When I tried to actually use it, I ran into the reason why it’s built as an app – it has dependencies on a qt component resource that needs to be bundled with it (why it needs a graphical menu resource when it has no GUI of any kind is beyond me!). To fix this I copied the necessary parts into the apps and set up symlinks to the binaries:

cd wkhtmltopdf-qt
sudo cp -pr src/gui/mac/qt_menu.nib /bin/wkhtmltopdf.app/Contents/Resources
sudo cp -pr src/gui/mac/qt_menu.nib /bin/wkhtmltoimage.app/Contents/Resources
sudo ln -s /bin/wkhtmltopdf.app/Contents/MacOS/wkhtmltopdf /usr/local/bin
sudo ln -s /bin/wkhtmltoimage.app/Contents/MacOS/wkhtmltoimage /usr/local/bin

After this running wkhtmltopdf --version gives:

Name:
  wkhtmltopdf 0.10.0 rc2

License:
  Copyright (C) 2010 wkhtmltopdf/wkhtmltoimage Authors.

  License LGPLv3+: GNU Lesser General Public License version 3 or later
  . This is free software: you are free to
  change and redistribute it. There is NO WARRANTY, to the extent permitted by
  law.

Authors:
  Written by Jan Habermann, Christian Sciberras and Jakob Truelsen. Patches by
  Mehdi Abbad, Lyes Amazouz, Pascal Bach, Emmanuel Bouthenot, Benoit Garret and
  Mário Silva.

The version number string is wrong (it’s supposedly 0.11.0-rc1) and there’s a bug report for that. We can check we’ve built for the right architecture too:

file /usr/local/bin/wkhtmltopdf
/usr/local/bin/wkhtmltopdf: Mach-O 64-bit executable x86_64

Building the PHP extension

First I needed to copy the libs and include files somewhere the compiler would find them:

cd ..
sudo cp -r wkhtmltopdf-0.11.0_rc1/include/wkhtmltox /usr/local/include
sudo cp wkhtmltopdf-0.11.0_rc1/bin/libwkhtmltox.* /usr/local/lib

For some reason it was building for i386 (which is no use with a 64-bit lib), and specifying a host of x86_64 didn’t work – it builds, but produces a .a library instead of a .so shared object, claiming that libtool couldn’t make shared objects. A bit of rummaging led me to the correct host type for 10.7 which allowed it to link correctly.

git clone https://github.com/mreiferson/php-wkhtmltox.git
cd php-wkhtmltopdf
phpize
./configure --host=x86_64-apple-darwin11.4.0
make
make install

After that I added extension=phpwkhtmltox.so to an appropriate ini file and PHP then listed the extension in php -m output. There are a couple of test scripts included with the extension files, so I ran php test_pdf.php, which makes a bunch of test PDFs in /tmp, and all looks pretty good. Don’t forget to restart apache if you want it to show up in there too.
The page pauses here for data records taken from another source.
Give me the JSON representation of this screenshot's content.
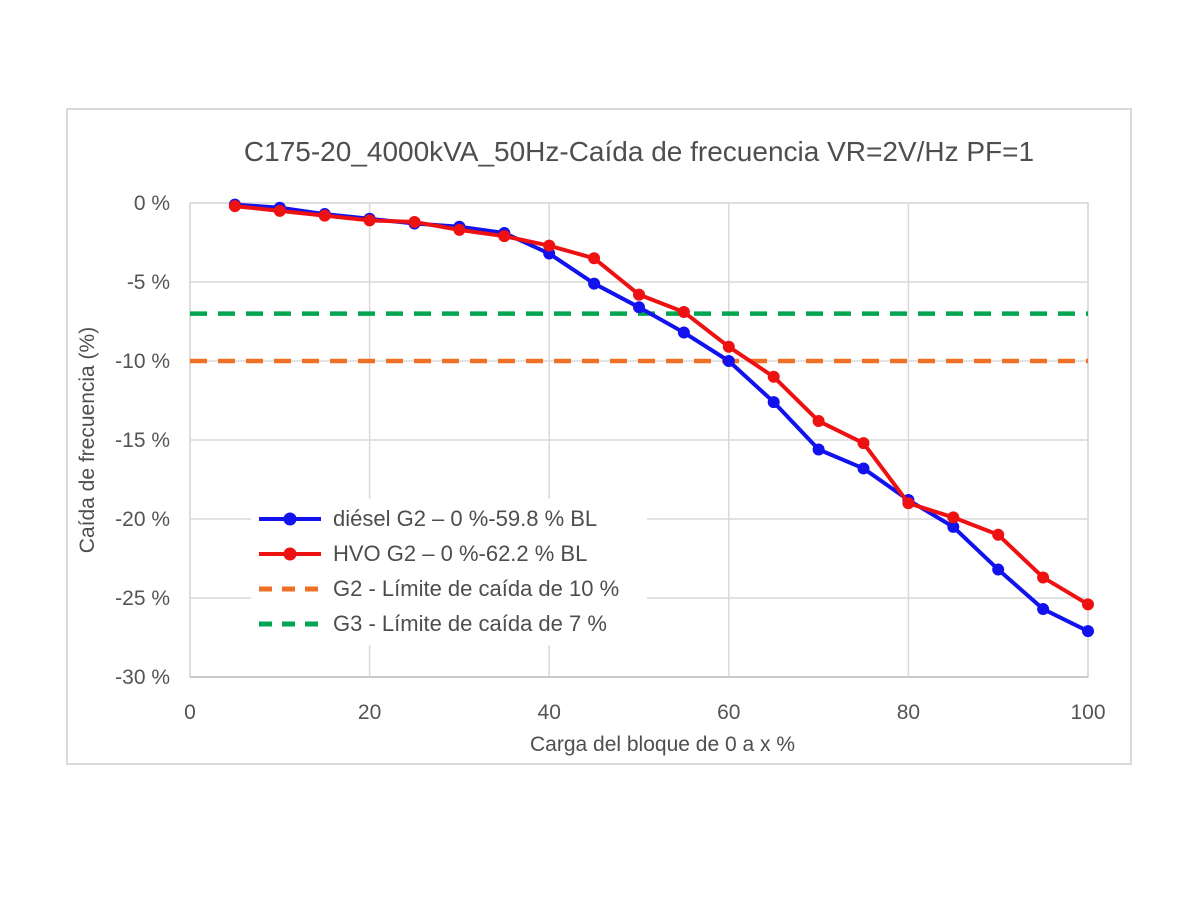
{
  "chart_data": {
    "type": "line",
    "title": "C175-20_4000kVA_50Hz-Caída de frecuencia VR=2V/Hz PF=1",
    "xlabel": "Carga del bloque de 0 a x %",
    "ylabel": "Caída de frecuencia (%)",
    "xlim": [
      0,
      100
    ],
    "ylim": [
      -30,
      0
    ],
    "x_ticks": [
      0,
      20,
      40,
      60,
      80,
      100
    ],
    "x_tick_labels": [
      "0",
      "20",
      "40",
      "60",
      "80",
      "100"
    ],
    "y_ticks": [
      0,
      -5,
      -10,
      -15,
      -20,
      -25,
      -30
    ],
    "y_tick_labels": [
      "0 %",
      "-5 %",
      "-10 %",
      "-15 %",
      "-20 %",
      "-25 %",
      "-30 %"
    ],
    "grid": true,
    "legend_position": "inside lower-left",
    "x": [
      5,
      10,
      15,
      20,
      25,
      30,
      35,
      40,
      45,
      50,
      55,
      60,
      65,
      70,
      75,
      80,
      85,
      90,
      95,
      100
    ],
    "series": [
      {
        "name": "diésel G2 – 0 %-59.8 % BL",
        "color": "#1212ee",
        "style": "solid-circle-markers",
        "values": [
          -0.1,
          -0.3,
          -0.7,
          -1.0,
          -1.3,
          -1.5,
          -1.9,
          -3.2,
          -5.1,
          -6.6,
          -8.2,
          -10.0,
          -12.6,
          -15.6,
          -16.8,
          -18.8,
          -20.5,
          -23.2,
          -25.7,
          -27.1
        ]
      },
      {
        "name": "HVO G2 – 0 %-62.2 % BL",
        "color": "#ee1111",
        "style": "solid-circle-markers",
        "values": [
          -0.2,
          -0.5,
          -0.8,
          -1.1,
          -1.2,
          -1.7,
          -2.1,
          -2.7,
          -3.5,
          -5.8,
          -6.9,
          -9.1,
          -11.0,
          -13.8,
          -15.2,
          -19.0,
          -19.9,
          -21.0,
          -23.7,
          -25.4
        ]
      }
    ],
    "reference_lines": [
      {
        "name": "G2 - Límite de caída de 10 %",
        "color": "#ed7025",
        "style": "dashed",
        "y": -10
      },
      {
        "name": "G3 - Límite de caída de 7 %",
        "color": "#00a550",
        "style": "dashed",
        "y": -7
      }
    ],
    "colors": {
      "grid": "#d9d9d9",
      "axis": "#c2c2c2",
      "tick_text": "#545454"
    }
  }
}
I hope someone finds this useful.

Update May 18th 2012

I repeated this build on my MacBook Air and ran into several issues, and one section that worked completely differently to my original, so I’ve updated the article with these changes.

Update June 9th 2012

Added notes about what using the custom Qt libs buys you.